Presuming you checked it out both with a cocked and uncocked shutter and, assuming by "plugged in" you are inferring the use of a sync cord rather than hot shoe, with no accessory (e.g. finder) in the shoe then it would seem that there is some issue with the shutter system. I'm not intimate with the internal workings of the Bessa electronic shutters, but many such beasts don't use mechanical contacts to trigger the flash. They use an electronic "switch" controlled by the timing circuits that control the shutter triggering the flash at a fixed time after it releases the first shutter curtain.

Well, semantics perhaps. Technically correct but it's not the way we use the term for aircraft magnetos! If you've got an open circuit on a magneto, the prop is considered "live". i.e. Don't touch it!

Cocked or uncocked makes no difference. Hot shoe or sync cord makes no difference. I'm pretty sure it's either a faulty contact or maybe a PCB issue.

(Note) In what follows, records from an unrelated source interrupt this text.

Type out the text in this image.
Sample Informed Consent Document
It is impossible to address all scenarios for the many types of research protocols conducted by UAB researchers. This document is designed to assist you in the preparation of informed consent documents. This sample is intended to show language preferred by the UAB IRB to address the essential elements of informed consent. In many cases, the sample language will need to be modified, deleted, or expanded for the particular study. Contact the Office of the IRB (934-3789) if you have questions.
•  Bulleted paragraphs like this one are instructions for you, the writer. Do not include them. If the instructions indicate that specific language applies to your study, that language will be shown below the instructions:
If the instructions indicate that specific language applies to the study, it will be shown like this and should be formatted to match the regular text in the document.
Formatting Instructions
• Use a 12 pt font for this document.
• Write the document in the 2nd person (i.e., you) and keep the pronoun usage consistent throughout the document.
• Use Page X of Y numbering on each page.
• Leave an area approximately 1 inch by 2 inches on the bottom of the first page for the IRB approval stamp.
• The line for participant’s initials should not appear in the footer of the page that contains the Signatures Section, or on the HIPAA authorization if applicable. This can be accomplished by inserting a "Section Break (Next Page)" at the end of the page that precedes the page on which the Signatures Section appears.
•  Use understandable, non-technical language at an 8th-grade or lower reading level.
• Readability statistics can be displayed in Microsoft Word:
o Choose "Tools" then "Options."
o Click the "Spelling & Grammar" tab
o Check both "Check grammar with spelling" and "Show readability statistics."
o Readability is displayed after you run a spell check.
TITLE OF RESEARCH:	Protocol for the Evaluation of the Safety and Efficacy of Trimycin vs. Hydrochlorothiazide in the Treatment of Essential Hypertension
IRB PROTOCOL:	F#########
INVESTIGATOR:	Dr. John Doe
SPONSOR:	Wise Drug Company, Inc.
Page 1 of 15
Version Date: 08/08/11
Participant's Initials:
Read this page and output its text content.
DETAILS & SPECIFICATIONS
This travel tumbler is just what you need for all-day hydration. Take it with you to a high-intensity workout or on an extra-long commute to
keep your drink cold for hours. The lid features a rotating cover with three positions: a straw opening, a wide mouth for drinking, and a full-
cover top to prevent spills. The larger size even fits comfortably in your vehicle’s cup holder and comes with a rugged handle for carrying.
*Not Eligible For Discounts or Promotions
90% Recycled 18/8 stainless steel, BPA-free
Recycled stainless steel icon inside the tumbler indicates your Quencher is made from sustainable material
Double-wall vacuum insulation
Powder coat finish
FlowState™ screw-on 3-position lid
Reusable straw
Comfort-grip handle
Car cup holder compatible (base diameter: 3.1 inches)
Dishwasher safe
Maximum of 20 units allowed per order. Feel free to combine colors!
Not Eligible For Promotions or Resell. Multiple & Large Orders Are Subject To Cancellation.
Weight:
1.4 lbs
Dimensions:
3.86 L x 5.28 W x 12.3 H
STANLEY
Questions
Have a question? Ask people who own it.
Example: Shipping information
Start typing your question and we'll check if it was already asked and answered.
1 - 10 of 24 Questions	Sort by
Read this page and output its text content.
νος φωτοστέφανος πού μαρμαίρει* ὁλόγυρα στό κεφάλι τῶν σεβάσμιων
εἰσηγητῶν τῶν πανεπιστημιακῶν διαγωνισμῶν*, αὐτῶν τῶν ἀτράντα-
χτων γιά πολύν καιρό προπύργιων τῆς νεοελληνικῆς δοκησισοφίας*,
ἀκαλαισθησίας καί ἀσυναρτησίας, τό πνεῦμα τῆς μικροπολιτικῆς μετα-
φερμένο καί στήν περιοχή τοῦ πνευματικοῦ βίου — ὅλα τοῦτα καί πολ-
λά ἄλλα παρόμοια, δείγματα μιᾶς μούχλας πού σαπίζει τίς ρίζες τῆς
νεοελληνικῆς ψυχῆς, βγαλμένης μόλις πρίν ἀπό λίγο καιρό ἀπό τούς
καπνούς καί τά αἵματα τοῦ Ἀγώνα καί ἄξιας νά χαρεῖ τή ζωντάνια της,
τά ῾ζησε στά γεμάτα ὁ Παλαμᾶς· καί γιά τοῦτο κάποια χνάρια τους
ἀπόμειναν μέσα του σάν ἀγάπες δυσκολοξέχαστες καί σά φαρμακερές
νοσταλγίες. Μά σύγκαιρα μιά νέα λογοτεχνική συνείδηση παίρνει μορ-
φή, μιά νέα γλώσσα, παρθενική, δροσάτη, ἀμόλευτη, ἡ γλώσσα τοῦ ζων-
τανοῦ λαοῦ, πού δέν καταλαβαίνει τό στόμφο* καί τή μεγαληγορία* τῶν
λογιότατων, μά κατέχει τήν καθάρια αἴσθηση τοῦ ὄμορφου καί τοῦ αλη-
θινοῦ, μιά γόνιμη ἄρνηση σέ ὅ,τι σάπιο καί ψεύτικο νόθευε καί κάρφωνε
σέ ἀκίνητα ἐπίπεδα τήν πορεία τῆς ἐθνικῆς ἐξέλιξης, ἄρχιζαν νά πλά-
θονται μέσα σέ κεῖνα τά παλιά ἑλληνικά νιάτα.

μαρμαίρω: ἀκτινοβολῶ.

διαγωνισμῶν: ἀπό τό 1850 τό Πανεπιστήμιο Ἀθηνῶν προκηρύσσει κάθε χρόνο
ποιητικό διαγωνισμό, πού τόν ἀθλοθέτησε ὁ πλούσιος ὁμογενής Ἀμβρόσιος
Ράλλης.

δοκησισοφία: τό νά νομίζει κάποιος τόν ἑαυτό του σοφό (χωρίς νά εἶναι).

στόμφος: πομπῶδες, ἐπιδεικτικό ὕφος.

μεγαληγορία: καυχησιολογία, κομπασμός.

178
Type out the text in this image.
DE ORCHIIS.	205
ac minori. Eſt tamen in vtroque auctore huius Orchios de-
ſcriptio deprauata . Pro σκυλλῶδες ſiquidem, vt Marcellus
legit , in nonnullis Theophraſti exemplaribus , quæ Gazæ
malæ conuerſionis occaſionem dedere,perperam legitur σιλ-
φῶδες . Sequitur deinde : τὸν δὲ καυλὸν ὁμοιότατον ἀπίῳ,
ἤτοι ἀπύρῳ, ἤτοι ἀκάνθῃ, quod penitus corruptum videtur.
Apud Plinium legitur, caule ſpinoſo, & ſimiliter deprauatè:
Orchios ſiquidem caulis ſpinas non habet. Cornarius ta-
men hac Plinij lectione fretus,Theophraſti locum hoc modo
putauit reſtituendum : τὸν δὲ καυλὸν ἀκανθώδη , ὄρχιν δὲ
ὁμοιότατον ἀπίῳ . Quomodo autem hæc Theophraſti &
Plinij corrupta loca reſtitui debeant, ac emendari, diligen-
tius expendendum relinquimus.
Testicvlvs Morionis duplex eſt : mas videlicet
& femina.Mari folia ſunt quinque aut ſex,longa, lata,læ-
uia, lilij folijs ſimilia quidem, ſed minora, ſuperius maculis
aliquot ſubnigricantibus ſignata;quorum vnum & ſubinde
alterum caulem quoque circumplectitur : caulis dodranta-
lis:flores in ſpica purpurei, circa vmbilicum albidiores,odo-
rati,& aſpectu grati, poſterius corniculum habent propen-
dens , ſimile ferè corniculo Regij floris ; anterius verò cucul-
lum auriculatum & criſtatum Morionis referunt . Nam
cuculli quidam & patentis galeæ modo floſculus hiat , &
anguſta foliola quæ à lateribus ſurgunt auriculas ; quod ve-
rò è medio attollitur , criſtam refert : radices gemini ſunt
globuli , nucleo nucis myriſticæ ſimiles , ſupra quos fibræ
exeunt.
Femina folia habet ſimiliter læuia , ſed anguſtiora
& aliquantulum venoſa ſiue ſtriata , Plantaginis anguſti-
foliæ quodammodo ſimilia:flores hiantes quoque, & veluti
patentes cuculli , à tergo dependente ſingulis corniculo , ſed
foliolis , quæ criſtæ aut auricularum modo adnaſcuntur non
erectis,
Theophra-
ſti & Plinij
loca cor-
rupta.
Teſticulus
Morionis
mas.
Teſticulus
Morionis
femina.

I don't know what's inside the Bessa but it does have an electronic shutter. What I find a little curious is that the discharge of the flash unit does not take place immediately the "fully charged" indicator light comes on (when in normal operation you could release the shutter and the flash operates) but there is a delay of a few seconds before the flash discharges. It's almost as if it has to go on building the charge in the capacitor to a higher level and then there is a flashover or some other circumstance that allows the discharge to take place - and it keeps on doing this without touching the camera until you remove or turn off the flash unit.
 
Would be worth trying another flash. It might just be an incompatibility rather than an actual fault - especially if the flash is quite old. It may be the voltage is too high for the camera and it's causing a breakdown in the circuit once the voltage reaches the critical point. Modern flashes have quite low voltages on the camera connection and many new cameras can't cope with the high voltages of the older flashes.